Assim, toda explicação formulada pela subjetividade racional esbarra na radical

contingência do conhecimento, em sua historicidade. A imanência denuncia, como petulância

arbitrária, qualquer pretensão ao conhecimento trans-histórico, bem como a verdades definitivas e

referências absolutas.

Essas limitações não eliminam o compromisso de praticar uma “transcendência histórica”,

investir na construção de verdades provisórias, explicitar valores para legitimar finalidades

datadas participando da construção de sentido. Se ao conhecimento humano é vedado o acesso a

qualquer verdade trans-histórica, não lhe é impossível estabelecer saberes históricos como

referência para sua prática, definindo rotas em nosso vôo por entre brumas. Tal vôo não só não é

impossível, mas é necessário, apesar das limitações.

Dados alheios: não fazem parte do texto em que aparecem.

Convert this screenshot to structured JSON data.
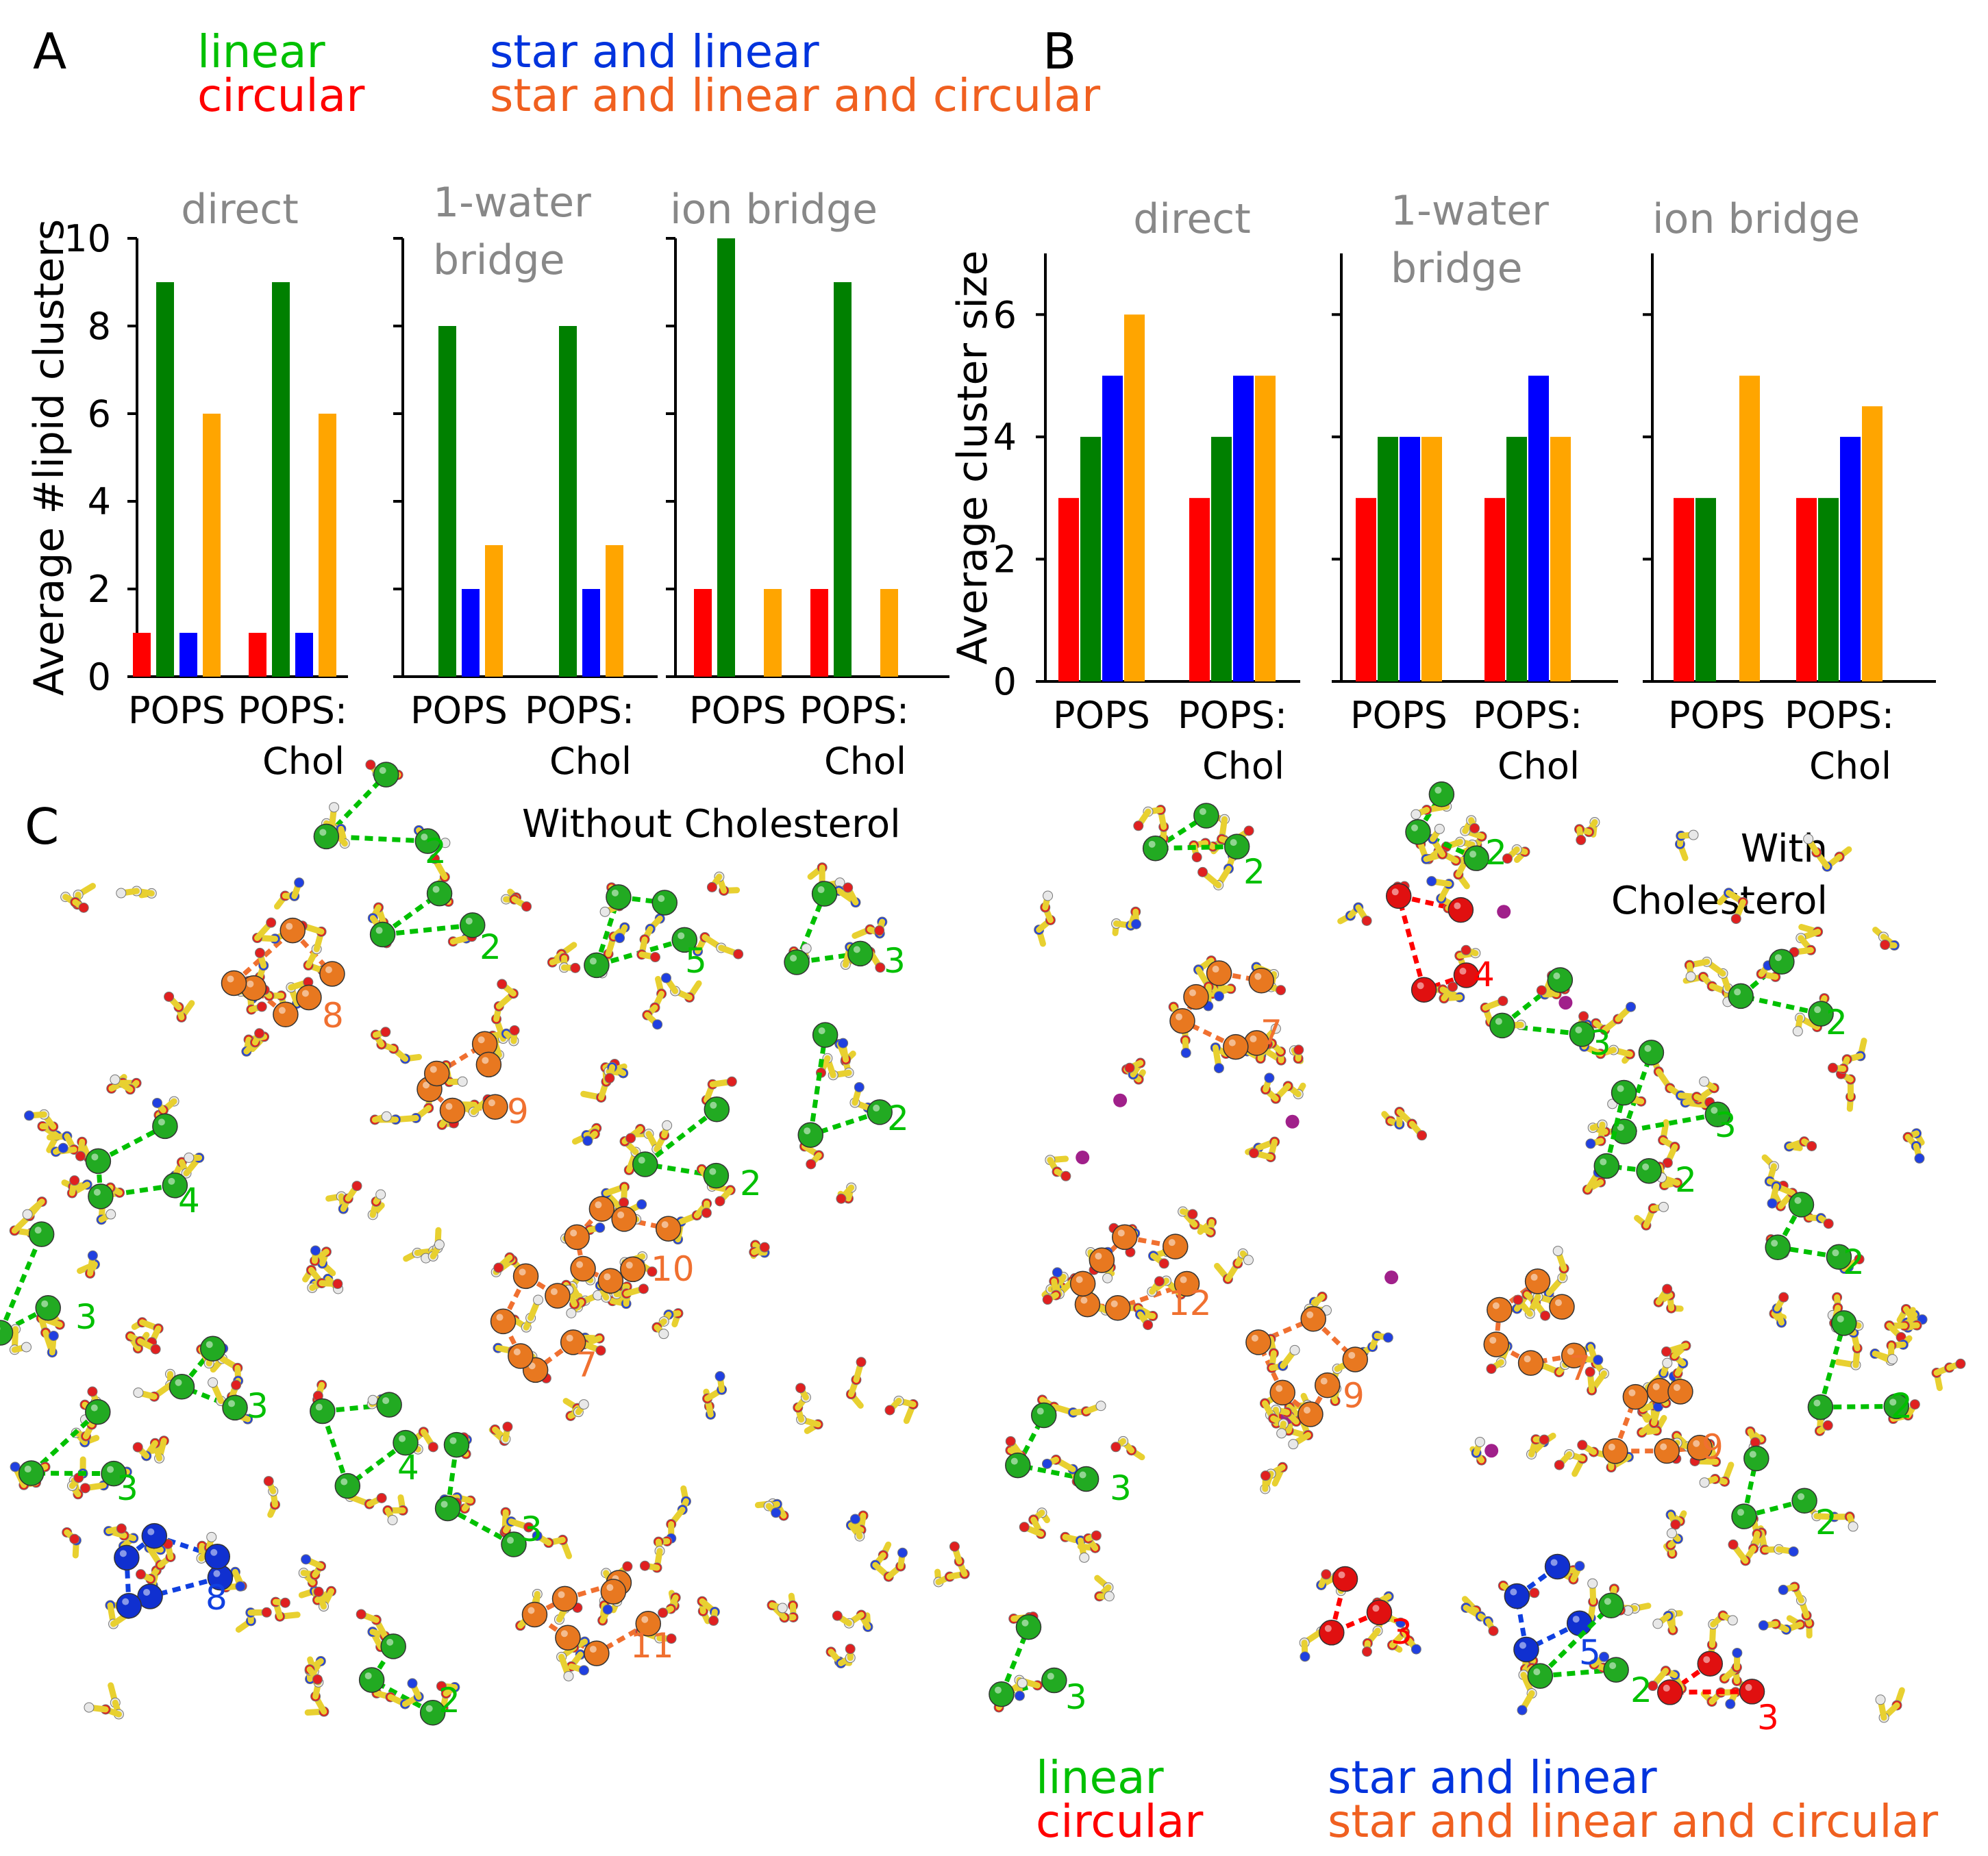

A presente reflexão assume essa premissa. A filosofia deve ser praticada oportuna e

inoportunamente, ciente de seus condicionamentos.  No caso da Filosofia da Educação,

compromete-se na elucidação do sentido da estratégia pedagógica do conhecimento.

Pretendo ex plicitar o papel da filosofia no processo de educação, conceitualmente e em seu

 pleno significado, bem como o sentido de uma Filosofia da Educação e sua contribuição ao

compreender o significado do processo educacional. É sob a modalidade filosófica que   o

conhecimento realiza essa tarefa.

Referencia bibliográfica

SEVERINO, Antônio Joaquim. Educação, sujeito e história.  São Paulo: Olho d’Água,2001, p. 7 – 13.